Seorang ibu rumah tangga di Cikadut berkata lirih, “Kami hanya bisa buang sampah ke depan rumah. Tak ada yang mengangkut berhari-hari. Sungai jadi hitam. Anak-anak pun sering batuk. Siapa yang peduli dengan kami?”

Sampah yang menumpuk adalah tanggungjawab bersama. Negara seharusnya menjaga ruang hidup rakyat, bukan membiarkannya rusak. Rasulullah Saw. bersabda, “Imam adalah pengurus rakyat dan ia bertanggung jawab atas rakyatnya.”

Namun hari ini, rakyat sendiri yang harus menanggung bau, penyakit, dan bencana. Sampah jadi simbol negara yang abai. Di mata rakyat, janji penguasa hanyalah suara yang lenyap di udara, tak berbekas di jalan-jalan penuh sampah.

Jalan Terang dari Islam

Islam mengajarkan kelestarian lingkungan sebagai bagian dari iman. Allah Swt. berfirman, “Dan janganlah kamu membuat kerusakan di muka bumi sesudah (Allah) memperbaikinya…” (QS Al-A’raf: 56).

Bayangkan, Rasulullah Saw. pun saat berperang melarang para sahabat menebang pohon dan merusak lingkungan. Bahkan dalam kondisi genting, beliau tetap menjaga bumi. Para sahabat memahami ayat Allah, “Telah tampak kerusakan di darat dan di laut disebabkan perbuatan tangan manusia…” (QS Ar-Ruum: 41). Maka jelas, kerusakan lingkungan hari ini adalah akibat perbuatan manusia yang tak lagi memegang amanah.
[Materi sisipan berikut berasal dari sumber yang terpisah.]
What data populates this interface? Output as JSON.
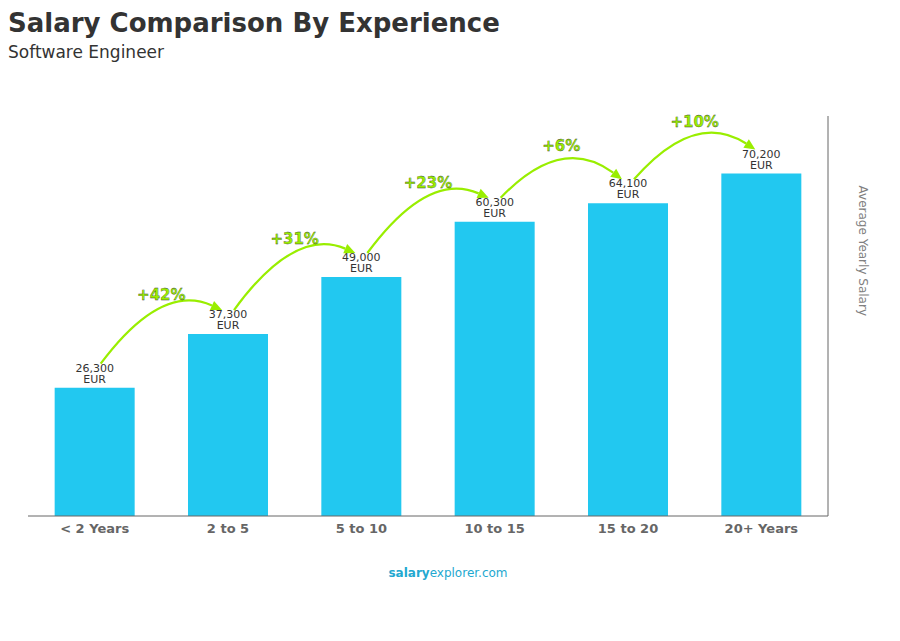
{
  "chart_data": {
    "type": "bar",
    "title": "Salary Comparison By Experience",
    "subtitle": "Software Engineer",
    "ylabel": "Average Yearly Salary",
    "categories": [
      "< 2 Years",
      "2 to 5",
      "5 to 10",
      "10 to 15",
      "15 to 20",
      "20+ Years"
    ],
    "values": [
      26300,
      37300,
      49000,
      60300,
      64100,
      70200
    ],
    "value_labels": [
      "26,300 EUR",
      "37,300 EUR",
      "49,000 EUR",
      "60,300 EUR",
      "64,100 EUR",
      "70,200 EUR"
    ],
    "data_labels": true,
    "color": "#22c8f0",
    "ylim": [
      0,
      82000
    ],
    "yticks": [],
    "tick_labels": "x",
    "grid": false,
    "arrows": [
      {
        "from": "< 2 Years",
        "to": "2 to 5",
        "value": 42,
        "label": "+42%",
        "color": "#99ee00"
      },
      {
        "from": "2 to 5",
        "to": "5 to 10",
        "value": 31,
        "label": "+31%",
        "color": "#99ee00"
      },
      {
        "from": "5 to 10",
        "to": "10 to 15",
        "value": 23,
        "label": "+23%",
        "color": "#99ee00"
      },
      {
        "from": "10 to 15",
        "to": "15 to 20",
        "value": 6,
        "label": "+6%",
        "color": "#99ee00"
      },
      {
        "from": "15 to 20",
        "to": "20+ Years",
        "value": 10,
        "label": "+10%",
        "color": "#99ee00"
      }
    ],
    "annotations": [
      "salary",
      "explorer.com"
    ]
  }
}
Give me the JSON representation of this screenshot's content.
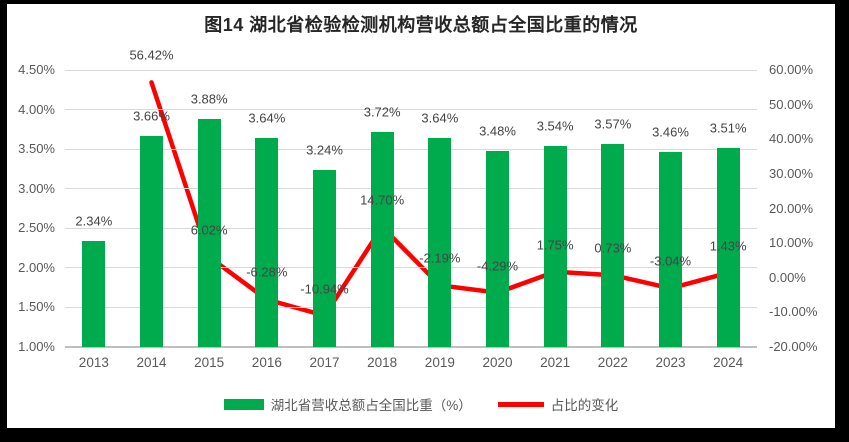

Seorang ustaz pernah berkata di sebuah pengajian, “Sampah yang kita buang sembarangan adalah bukti lemahnya iman. Negara yang membiarkan rakyatnya hidup dalam tumpukan sampah adalah negara yang lupa pada amanah Allah.”

Negara Harus Hadir

Islam tidak berhenti pada nasihat moral. Negara wajib hadir. Negara harus mendidik rakyat agar hemat, tidak konsumtif, dan memilah kebutuhan dari keinginan. Konsumerisme, buah dari kapitalisme, justru memicu gunungan sampah.

Seorang guru bercerita pada muridnya, “Anak-anak, jangan buang makananmu. Nabi kita mengajarkan kesederhanaan. Kalau kita boros, sampah makin banyak, bumi makin rusak.” Anak-anak menatap penuh harap. Mereka tahu, perubahan bisa dimulai dari hal kecil.

Namun, tanpa negara yang kuat, semua itu hanya jadi usaha setengah jalan. Islam menegaskan, pemimpin wajib mengurus rakyat dengan keimanan. Negara harus membangun sistem pengelolaan sampah yang berlandaskan akidah, bukan keuntungan. Inilah perbedaan mendasar dengan sistem kapitalisme yang hanya menghitung untung rugi.

Penutup

Gunung sampah di depan mata adalah peringatan keras. Jika kita terus diam, luka ini akan semakin dalam. Islam telah menunjukkan jalan: individu, masyarakat, dan negara bersatu dalam iman untuk menjaga bumi.

Pertanyaan besarnya: apakah kita rela mewariskan bau busuk, banjir, dan penyakit pada anak cucu? Ataukah kita siap bangkit, mengganti paradigma yang salah dengan cahaya Islam yang menyelamatkan bumi?